The West of Scotland Coronary Prevention Study (WOSCOPS) showed the benefit of treating healthy hypercholesterolemic men who were nevertheless at high risk of developing cardiovascular heart disease in the future. The Cholesterol and Recurrent Events (CARE) study, a secondary prevention trial, proved the benefit of treating patients with myocardial ischemia and cholesterol levels within normal limits.

This conclusion was confirmed by the Long-term Intervention With Pravastatin in Ischemic Disease (LIPID) study, another secondary prevention study that enrolled patients with a wide range of cholesterol levels (4-7 mmol/dL), into which the large majority of patients would belong. The importance of treating patients with established ischemic heart disease (IHD), and those at high risk of developing cardiovascular heart disease, regardless of cholesterol level, was being realized.
The Air Force/Texas Coronary Artery Prevention Study (AFCAPS/TexCAPS) then showed that treatment can reduce adverse cardiovascular events even in the primary prevention of patients with normal cholesterol levels.

The Myocardial Ischemia Reduction With Aggressive Cholesterol Lowering (MIRACL) trial showed that hypocholesterolemic therapy is useful in the setting of an acute coronary syndrome, while the Atorvastatin Versus Revascularisation Treatment (AVERT) study showed that aggressive statin therapy is as good as angioplasty in reducing ischemic cardiac events in patients with stable angina pectoris.

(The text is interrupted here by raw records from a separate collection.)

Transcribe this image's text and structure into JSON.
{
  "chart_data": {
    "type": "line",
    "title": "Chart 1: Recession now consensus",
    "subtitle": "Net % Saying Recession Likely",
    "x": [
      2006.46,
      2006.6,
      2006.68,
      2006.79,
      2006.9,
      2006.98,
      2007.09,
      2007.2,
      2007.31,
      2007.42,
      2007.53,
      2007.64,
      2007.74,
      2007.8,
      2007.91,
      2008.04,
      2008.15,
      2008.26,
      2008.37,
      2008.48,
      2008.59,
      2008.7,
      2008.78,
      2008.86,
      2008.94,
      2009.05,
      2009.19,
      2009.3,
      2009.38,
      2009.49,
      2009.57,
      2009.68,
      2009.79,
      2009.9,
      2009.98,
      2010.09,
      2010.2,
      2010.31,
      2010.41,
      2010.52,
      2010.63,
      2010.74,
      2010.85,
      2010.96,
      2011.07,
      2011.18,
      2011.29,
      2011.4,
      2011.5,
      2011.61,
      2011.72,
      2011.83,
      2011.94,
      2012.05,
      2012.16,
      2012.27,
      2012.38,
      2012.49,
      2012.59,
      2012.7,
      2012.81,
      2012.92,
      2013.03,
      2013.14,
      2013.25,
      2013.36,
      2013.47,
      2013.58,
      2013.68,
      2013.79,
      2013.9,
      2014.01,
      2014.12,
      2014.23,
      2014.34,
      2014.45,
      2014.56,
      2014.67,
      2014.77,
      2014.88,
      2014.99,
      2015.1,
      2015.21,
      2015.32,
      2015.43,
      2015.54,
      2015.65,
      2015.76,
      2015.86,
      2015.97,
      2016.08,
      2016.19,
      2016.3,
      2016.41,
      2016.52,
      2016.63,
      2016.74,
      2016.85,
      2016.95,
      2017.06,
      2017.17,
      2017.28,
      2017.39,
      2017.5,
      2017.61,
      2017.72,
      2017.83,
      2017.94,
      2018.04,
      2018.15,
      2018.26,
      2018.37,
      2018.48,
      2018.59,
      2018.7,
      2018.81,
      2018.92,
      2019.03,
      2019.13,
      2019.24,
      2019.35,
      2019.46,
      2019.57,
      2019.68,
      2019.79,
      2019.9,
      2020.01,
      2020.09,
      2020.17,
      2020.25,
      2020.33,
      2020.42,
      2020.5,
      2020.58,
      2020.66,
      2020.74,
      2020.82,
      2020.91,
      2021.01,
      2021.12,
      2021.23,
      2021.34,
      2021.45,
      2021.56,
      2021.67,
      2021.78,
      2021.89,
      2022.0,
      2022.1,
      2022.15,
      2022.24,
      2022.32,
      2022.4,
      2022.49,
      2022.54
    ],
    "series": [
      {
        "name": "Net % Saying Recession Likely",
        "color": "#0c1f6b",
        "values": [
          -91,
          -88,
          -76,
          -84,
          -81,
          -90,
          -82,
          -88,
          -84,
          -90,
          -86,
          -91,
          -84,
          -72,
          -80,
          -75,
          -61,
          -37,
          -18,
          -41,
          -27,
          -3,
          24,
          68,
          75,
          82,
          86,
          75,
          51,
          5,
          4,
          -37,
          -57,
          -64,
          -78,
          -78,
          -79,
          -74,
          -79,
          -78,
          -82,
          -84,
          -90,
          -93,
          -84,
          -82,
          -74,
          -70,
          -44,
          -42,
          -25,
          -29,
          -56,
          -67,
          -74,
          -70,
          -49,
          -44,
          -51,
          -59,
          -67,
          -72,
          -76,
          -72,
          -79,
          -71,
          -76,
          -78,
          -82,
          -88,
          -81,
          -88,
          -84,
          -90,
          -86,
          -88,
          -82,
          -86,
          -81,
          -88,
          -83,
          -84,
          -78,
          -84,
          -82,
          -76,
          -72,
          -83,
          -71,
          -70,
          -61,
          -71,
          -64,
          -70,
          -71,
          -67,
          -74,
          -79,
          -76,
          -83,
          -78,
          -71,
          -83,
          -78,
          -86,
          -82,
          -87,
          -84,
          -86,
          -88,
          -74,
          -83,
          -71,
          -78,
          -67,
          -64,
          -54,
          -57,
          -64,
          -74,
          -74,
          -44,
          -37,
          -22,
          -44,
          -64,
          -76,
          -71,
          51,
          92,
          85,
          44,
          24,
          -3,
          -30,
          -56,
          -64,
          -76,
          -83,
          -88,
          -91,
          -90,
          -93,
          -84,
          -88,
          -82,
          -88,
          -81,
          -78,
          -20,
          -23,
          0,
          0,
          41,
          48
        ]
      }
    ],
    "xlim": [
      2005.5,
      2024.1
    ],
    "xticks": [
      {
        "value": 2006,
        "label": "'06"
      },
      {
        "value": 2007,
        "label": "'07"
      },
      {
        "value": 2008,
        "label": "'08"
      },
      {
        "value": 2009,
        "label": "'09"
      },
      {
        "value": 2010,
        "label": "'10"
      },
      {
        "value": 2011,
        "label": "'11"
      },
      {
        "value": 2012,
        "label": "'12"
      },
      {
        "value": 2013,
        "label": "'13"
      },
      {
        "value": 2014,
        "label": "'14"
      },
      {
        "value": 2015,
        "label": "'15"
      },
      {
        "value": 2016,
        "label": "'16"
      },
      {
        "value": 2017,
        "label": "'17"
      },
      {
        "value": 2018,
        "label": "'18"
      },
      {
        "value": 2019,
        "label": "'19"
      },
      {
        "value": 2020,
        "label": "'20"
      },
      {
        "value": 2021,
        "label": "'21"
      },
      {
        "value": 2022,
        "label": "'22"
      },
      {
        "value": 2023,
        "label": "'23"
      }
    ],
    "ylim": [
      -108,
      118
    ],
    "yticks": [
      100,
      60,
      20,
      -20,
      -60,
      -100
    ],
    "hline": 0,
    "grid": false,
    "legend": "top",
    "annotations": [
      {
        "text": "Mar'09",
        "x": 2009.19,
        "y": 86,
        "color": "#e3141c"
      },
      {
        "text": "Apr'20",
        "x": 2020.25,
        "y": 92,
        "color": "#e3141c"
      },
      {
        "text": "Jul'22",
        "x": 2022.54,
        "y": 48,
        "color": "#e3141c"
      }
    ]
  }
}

Finally, the Heart Protection Study (HPS) randomized more than 20,000 patients, and the value of statins in reducing adverse cardiovascular events in the high-risk patient, including the elderly, women, and even in those with low cholesterol levels, is beyond doubt.

I can appreciate that one or the other of these major studies might have shortcomings with one or another aspect, but taken together they present a picture of probaly THE MOST studied effect of any scientific process in history: the roll of blood lipid modification on the various manifestations of heart disease!
The power of the studies, taken together, overwhelms me and I am amazed that anyone could take them as a whole and not find the same compelling results.